- Born: 11 October 1911 Mortrée
- Died: 4 December 1987 (aged 76) Melle
- Known for: Resistance fighter

= René Hardy =

French resistance member (1911–1987)

René Hardy (31 October 1911 – 12 April 1987) was a member of the French Resistance during World War II. Hardy was born in Mortrée, Orne. In spite of having rendered dedicated and valuable service as a member of the resistance group, Combat (French Resistance), he was still suspected of being instrumental in the arrest of Jean Moulin, General Charles Delestraint and other members of the resistance. Despite later being acquitted in 2 separate trials, those suspicions never went away.

==Treason==
In January 1943 Hardy was seduced by the 20-year-old Lydie Bastien, described by one journalist as a great "French beauty" whose true loyalty was to her German lover, Gestapo officer Harry Stengritt. Hardy was arrested on 7 June 1943 when he walked into a trap laid by Bastien. Bastien, a devotee of the occult and the philosophy of Friedrich Nietzsche, had taken Stengritt as her lover and was paid for her work for the Gestapo in the form of gems that Stengritt had confiscated from French Jews before deporting them to Auschwitz. In turn, Stengritt worked for Klaus Barbie, the "Butcher of Lyon". Bastien recalled: "I was already working for the Germans and they told me how to find and get to know Hardy, whom I met and seduced at their request". Hardy fell madly in love with her, and Bastien later mentioned: "He was soon obsessed with me. Very quickly he was telling me all his secrets and I had complete access to his secret files." Bastien loathed Hardy and slept with him only out of her loyalty to Strengritt and the gems he paid her. On 7 June 1943, Hardy bought a train ticket; as Bastien recalled: "The fool even thought I was coming with him. I warned the Germans he was on his way. Then Barbie called me to Lyon where they had taken Hardy and I told him that he had no choice. He had to collaborate with Barbie, or my parents and myself would be arrested as well."" Faced with the prospect of losing Bastien forever, and unaware of her true loyalties or the fact that she secretly hated him, Hardy agreed to start working for Barbie.

When, in 1943, Gestapo officers under the orders of Klaus Barbie stormed the house in Caluire where the French Resistance leadership was secretly meeting, only Hardy was not put in handcuffs.

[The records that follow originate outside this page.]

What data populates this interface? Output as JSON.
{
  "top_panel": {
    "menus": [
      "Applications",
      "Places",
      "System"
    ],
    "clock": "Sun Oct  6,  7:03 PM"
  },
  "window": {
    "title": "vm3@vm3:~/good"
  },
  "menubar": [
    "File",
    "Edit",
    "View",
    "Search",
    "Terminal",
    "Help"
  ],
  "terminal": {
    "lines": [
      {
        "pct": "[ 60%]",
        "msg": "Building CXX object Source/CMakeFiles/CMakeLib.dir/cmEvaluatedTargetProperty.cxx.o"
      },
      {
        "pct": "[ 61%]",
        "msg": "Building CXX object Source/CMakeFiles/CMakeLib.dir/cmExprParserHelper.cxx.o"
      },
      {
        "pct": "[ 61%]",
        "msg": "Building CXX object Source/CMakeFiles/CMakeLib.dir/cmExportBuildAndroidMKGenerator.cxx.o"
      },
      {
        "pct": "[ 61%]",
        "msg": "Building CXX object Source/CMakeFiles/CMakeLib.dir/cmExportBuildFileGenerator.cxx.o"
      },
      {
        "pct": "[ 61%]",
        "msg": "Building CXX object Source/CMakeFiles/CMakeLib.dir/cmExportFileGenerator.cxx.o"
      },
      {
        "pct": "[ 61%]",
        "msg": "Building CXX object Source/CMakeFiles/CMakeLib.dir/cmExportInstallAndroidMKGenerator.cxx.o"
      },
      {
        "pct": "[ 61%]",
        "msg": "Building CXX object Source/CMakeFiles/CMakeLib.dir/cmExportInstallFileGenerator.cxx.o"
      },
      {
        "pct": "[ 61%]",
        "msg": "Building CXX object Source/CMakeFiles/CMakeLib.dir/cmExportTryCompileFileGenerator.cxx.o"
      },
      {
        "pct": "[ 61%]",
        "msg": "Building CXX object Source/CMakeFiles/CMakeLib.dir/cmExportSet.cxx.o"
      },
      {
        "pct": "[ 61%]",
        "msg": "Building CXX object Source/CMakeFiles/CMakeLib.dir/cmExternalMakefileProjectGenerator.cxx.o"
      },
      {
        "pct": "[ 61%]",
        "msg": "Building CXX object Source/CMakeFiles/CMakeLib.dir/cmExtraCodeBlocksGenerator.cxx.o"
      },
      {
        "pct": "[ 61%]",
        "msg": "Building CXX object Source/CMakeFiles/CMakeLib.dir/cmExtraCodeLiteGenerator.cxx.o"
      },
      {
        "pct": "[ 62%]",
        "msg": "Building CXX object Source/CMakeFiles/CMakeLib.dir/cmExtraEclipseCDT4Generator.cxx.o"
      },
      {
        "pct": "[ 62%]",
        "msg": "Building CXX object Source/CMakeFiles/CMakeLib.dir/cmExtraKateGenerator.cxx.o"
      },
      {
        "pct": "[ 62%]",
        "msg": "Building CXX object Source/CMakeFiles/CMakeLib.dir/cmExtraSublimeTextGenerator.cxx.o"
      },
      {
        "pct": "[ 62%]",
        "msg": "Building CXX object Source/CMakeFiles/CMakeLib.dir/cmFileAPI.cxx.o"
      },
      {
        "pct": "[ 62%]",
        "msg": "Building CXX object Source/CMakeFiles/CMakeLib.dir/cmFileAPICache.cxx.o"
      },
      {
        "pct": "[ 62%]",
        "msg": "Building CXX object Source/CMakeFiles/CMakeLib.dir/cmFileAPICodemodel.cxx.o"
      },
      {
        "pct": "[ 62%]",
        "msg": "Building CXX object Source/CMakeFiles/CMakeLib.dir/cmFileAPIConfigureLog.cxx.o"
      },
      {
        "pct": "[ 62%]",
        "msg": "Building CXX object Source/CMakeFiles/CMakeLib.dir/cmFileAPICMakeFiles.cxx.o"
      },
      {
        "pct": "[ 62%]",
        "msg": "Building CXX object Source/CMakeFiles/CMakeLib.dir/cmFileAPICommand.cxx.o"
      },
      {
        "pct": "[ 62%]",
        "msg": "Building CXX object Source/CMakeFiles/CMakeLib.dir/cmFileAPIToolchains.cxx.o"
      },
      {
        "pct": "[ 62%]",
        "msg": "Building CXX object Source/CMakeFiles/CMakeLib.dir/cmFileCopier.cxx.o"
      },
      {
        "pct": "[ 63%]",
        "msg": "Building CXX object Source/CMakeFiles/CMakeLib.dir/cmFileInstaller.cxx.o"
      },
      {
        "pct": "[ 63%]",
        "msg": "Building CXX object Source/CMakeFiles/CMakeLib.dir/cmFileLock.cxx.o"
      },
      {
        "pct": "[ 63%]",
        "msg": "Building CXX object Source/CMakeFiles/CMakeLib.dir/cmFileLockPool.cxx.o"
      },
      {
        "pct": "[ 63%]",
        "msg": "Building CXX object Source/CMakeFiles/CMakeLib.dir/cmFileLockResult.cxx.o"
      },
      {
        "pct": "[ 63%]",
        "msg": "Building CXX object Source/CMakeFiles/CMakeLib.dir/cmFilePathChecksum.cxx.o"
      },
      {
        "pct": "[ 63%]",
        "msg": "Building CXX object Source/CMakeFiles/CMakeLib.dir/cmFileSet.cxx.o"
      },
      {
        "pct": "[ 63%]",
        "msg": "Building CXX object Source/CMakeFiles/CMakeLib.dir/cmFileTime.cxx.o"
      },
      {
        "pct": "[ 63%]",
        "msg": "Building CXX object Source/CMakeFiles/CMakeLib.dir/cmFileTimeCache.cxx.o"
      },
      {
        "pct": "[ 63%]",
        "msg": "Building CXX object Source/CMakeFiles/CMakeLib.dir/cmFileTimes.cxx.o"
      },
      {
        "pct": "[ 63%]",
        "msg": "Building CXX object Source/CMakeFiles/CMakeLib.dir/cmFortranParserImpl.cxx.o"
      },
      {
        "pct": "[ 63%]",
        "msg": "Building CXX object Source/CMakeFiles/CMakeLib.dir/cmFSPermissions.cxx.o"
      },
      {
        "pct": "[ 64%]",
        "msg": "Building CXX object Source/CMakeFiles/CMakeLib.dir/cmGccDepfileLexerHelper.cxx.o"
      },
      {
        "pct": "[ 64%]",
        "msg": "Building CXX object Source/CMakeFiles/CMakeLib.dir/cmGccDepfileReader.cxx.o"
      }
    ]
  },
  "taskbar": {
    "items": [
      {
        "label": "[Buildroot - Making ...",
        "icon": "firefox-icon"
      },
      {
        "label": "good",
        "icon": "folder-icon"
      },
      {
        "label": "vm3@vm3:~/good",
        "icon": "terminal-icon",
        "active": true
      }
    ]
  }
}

As the seven other men were led away, Hardy successfully made a break for it. The incident seemed suspicious to Raymond Aubrac, who, based on the ease with which the SS had let him go, always remained convinced that Hardy had alerted the Gestapo of their meeting. "From all the Germans with their submachine guns, there were only a couple of scattered shots," Aubrac later stated.

==After the war==
After the war, he was tried twice for collaboration for a number of reasons but was found not guilty, despite committing perjury at the first trial. Shortly before his death, he was accused again by Barbie himself, but died before any new charges could be brought.

After his trials, Hardy became a novelist and wrote the book Bitter Victory (French title Amère victoire) which was adapted for the cinema in a Franco-US co-production starring Richard Burton and directed by Nicholas Ray. Shortly before his death, a destitute, broken-down Hardy, dressed in pajamas and apparently living in somebody's attic, was interviewed by film-maker Marcel Ophüls for Hôtel Terminus: The Life and Times of Klaus Barbie. Hardy denied having betrayed Moulin.